On 7/30/2009 11:35 AM, Li,Henry wrote:
> I have two Apache web servers, two app servers with
> four Tomcat instances running on them (two Tomcat instances on each
> server). All four servers run on Red Hat Linux. Current configuration
> is: web1 connected to app1 only, web2 connected to app2 only.

So:

web1 ---> app1 [ Tomcat 1a, Tomcat 1b]
web2 ---> app2 [ Tomcat 1a, Tomcat 2b]

Right?

> If
> app1 is down, all users connected to web1 are out. Is it possible  to
> configure web1 connecting to both app1 and app2 so failover will be
> available?

Yes. Given your existing configuration, it seems that using mod_jk to
connect your Apache httpd instances to Tomcat is the right way to go:
mod_jk supports clustering and load balancing in (roughly) the following
way:

1. Create a worker for each back-end Tomcat instance you have
2. Collect all the workers above into a "balancer" worker that will
   really multiplex between the workers defined in step 1
3. Session-less users are routed to whichever back-end server makes
   sense based upon your chosen load balancing algorithm
4. Users /with/ sessions are always router to the server that "owns"
   their session
5. When a server fails, mod_jk detect this and forwards requests to
   one of the other members of the cluster
6. When the failed node comes back up, it re-joins the cluster and
   everything goes back to normal

Note that you can either implement sticky sessions (as I have described
above), or you can use session replication across your cluster. I'm not
a big fan of session replication because of all the messages that need
to be sent around. For my production purposes, requiring a user to login
again when failover occurs is acceptable. For me, the complexity of
session replication is not necessary. Your requirements may differ.

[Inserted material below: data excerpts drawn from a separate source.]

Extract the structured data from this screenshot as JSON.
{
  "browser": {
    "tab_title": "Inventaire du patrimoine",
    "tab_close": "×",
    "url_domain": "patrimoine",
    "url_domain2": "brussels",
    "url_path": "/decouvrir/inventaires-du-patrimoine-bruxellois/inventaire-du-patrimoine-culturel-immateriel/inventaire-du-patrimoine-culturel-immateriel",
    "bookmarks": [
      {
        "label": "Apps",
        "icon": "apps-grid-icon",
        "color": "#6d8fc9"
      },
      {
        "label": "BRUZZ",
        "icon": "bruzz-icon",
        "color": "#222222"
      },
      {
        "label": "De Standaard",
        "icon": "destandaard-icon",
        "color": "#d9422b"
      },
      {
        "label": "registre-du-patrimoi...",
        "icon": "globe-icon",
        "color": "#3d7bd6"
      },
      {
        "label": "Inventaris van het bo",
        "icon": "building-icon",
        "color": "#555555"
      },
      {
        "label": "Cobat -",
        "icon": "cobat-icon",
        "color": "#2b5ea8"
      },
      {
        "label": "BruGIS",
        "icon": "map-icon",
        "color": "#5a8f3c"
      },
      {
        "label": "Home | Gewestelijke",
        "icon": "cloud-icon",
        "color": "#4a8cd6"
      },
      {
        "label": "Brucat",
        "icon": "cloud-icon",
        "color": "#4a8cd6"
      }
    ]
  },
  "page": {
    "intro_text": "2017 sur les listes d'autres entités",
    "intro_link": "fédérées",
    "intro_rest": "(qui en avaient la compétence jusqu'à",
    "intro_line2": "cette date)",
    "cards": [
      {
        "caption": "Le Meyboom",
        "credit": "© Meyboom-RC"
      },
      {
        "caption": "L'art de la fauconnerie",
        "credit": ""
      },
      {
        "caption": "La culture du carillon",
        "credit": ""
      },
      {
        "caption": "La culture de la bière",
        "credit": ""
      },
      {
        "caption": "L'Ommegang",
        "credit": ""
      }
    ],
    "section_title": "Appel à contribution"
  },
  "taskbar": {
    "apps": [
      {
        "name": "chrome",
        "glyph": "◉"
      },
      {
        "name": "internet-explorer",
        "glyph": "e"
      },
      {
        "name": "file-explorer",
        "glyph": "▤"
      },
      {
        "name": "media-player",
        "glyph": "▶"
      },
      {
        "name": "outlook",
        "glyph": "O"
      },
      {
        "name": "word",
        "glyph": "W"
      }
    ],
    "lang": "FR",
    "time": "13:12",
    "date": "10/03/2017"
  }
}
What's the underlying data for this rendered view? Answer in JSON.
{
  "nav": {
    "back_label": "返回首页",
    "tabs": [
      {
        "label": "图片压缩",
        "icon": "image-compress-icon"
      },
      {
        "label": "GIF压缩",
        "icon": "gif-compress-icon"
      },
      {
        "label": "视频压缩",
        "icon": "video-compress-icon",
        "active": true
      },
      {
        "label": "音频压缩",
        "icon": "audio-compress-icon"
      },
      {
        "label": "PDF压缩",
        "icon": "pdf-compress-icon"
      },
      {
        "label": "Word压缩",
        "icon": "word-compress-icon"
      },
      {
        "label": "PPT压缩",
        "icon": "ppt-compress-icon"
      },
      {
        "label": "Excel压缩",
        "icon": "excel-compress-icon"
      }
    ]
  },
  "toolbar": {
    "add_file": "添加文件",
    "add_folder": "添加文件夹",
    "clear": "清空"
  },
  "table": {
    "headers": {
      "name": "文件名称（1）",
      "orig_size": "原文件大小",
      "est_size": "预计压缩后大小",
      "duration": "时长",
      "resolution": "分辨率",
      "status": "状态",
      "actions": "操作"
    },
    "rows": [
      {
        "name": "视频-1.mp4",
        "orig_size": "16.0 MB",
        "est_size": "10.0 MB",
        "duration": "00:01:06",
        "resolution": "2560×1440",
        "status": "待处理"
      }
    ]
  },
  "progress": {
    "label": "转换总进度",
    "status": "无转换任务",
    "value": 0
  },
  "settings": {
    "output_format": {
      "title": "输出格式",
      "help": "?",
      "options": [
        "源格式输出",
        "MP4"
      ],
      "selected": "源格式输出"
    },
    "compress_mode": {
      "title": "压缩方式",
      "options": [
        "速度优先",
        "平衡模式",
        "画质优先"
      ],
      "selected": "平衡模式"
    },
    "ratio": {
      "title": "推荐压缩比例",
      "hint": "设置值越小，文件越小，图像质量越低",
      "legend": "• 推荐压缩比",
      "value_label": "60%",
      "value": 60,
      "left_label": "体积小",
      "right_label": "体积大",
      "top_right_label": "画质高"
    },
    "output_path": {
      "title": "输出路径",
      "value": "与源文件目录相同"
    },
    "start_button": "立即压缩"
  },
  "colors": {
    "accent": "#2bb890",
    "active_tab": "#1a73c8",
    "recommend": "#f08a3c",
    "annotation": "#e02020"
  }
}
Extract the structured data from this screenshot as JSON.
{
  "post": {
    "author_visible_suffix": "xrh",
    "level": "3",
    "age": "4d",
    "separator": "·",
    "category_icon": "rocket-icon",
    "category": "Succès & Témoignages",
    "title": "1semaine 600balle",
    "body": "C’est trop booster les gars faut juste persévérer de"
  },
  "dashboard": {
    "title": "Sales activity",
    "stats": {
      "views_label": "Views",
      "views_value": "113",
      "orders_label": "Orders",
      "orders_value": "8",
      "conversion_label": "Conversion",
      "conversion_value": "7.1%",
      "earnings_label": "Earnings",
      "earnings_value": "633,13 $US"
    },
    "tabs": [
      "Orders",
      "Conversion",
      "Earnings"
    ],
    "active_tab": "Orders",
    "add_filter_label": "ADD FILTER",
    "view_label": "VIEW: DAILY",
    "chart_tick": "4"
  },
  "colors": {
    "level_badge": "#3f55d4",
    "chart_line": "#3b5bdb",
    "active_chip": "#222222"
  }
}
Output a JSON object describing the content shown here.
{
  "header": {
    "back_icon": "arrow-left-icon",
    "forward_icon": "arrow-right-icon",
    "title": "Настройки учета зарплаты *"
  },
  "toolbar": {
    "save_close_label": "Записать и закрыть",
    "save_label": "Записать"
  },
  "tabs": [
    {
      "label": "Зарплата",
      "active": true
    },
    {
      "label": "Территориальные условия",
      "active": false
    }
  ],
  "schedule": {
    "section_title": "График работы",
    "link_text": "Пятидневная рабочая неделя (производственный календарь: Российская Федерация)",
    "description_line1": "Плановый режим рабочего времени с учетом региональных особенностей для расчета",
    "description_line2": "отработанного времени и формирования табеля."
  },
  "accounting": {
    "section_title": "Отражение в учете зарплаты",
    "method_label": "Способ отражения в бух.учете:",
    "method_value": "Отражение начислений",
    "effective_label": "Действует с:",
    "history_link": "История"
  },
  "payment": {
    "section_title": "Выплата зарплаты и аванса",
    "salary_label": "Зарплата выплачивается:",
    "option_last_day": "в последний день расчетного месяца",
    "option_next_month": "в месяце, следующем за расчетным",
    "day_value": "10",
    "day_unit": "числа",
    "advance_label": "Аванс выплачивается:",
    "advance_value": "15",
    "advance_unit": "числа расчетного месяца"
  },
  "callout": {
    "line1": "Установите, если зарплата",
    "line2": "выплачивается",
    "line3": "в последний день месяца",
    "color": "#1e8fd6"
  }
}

For more information on mod_jk balancing and clustering, see this page:

http://tomcat.apache.org/connectors-doc/generic_howto/loadbalancers.html

This page presupposes an understanding of how mod_jk is configured. If
you haven't used mod_jk before, start here:

http://tomcat.apache.org/connectors-doc/
and read the links for "All about workers", "For the impatient", and the
reference guide for Apache. If you have more questions, post back to the
list.

> What extra hardware  and/or software do I need?

You'll want a hardware load-balancer to balance between web1 and web2.
As for software, just adding mod_jk to the mix should do it.